Climate change cannot be understood without taking into account the dispute around climate justice. The major producers of greenhouse gases are in the Global North. They can protect themselves from its effect for the time being comparatively well. At the same time, the effects of global climate change are becoming increasingly tangible in the Global South particularly in South Asia. Many regions experience changes in monsoon patterns, water scarcity exacerbates the agrarian crisis, cities choke under air pollution and the Himalaya’s glaciers are shrinking, just to name a few examples. That raises the question of global climate justice, which cannot be neglected by the world community and needs to be addressed.

With the support of RLS, South Asian experts on climate change attend since 2015 the yearly Conference of the Parties (COP) summits.

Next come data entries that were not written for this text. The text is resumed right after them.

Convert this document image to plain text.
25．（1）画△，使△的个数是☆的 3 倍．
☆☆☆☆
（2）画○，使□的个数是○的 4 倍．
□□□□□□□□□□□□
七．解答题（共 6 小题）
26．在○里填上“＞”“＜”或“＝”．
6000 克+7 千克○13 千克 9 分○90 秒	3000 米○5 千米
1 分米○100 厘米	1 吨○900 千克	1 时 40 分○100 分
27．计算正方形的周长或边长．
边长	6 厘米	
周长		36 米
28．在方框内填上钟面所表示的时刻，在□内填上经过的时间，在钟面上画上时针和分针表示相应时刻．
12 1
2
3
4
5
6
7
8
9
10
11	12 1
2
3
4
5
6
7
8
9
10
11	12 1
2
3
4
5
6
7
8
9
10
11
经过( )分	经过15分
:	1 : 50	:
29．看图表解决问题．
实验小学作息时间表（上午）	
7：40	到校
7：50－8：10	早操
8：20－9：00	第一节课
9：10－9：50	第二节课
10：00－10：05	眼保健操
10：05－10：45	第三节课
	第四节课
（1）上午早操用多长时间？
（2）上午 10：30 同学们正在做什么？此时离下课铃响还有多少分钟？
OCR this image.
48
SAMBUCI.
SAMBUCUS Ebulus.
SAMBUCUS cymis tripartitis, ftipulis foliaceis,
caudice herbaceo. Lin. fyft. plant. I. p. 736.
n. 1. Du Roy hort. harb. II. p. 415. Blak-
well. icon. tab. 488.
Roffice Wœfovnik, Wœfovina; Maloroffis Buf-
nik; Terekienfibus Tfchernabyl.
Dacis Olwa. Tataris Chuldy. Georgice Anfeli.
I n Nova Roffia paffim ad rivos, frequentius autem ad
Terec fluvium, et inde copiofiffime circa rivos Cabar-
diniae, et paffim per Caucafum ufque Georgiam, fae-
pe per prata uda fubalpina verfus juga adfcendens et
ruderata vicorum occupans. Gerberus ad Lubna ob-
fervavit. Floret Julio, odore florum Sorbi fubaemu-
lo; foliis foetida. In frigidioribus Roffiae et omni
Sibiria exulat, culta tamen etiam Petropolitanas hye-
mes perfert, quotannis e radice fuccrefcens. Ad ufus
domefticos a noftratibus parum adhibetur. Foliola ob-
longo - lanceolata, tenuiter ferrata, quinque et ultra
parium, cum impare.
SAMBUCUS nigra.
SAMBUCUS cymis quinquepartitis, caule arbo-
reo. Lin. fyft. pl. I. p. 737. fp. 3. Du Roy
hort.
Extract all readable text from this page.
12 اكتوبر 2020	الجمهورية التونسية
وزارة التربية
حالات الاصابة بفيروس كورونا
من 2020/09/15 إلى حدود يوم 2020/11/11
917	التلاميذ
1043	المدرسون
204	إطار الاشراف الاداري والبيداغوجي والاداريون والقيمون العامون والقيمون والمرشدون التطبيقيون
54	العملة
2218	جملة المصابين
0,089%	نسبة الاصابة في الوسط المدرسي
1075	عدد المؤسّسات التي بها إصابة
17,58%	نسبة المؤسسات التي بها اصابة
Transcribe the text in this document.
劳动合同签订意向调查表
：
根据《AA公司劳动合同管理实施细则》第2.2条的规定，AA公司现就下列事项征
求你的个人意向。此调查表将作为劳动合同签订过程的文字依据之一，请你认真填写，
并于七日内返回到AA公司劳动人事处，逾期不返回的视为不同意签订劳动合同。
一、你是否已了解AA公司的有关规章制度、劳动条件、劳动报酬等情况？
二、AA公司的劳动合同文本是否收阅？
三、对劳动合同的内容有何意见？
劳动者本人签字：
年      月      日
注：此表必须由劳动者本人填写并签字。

On theses summits the pressing questions of climate change and climate justice are discussed in an international forum. The attendance of these experts multiplies the voices from communities, which are highly affected by climate change and whose positions often differs from the official governments’ standpoints. Moreover, it facilitates the interaction of academics and activists from all over the world to unite their struggles and take a strong stance in the debate on climate justice. The resulting demands are by no means limited to the technical aspects of climate change, but also critically questioned global trade agreements, the outsourcing of labour and other post-colonial continuities.

The work of RLS in South Asia on agriculture is closely connected to the regional effects of climate change. In 2017 we prepared in collaboration with our partners in India and Bangladesh two international experts roundtables on the interrelationship of climate change with the global political economy. The focus was on the current financialisation of nature and other erroneous reactions to climate change. As a result of these roundtables, our partners continue to work on topics related to climate change on a regular basis.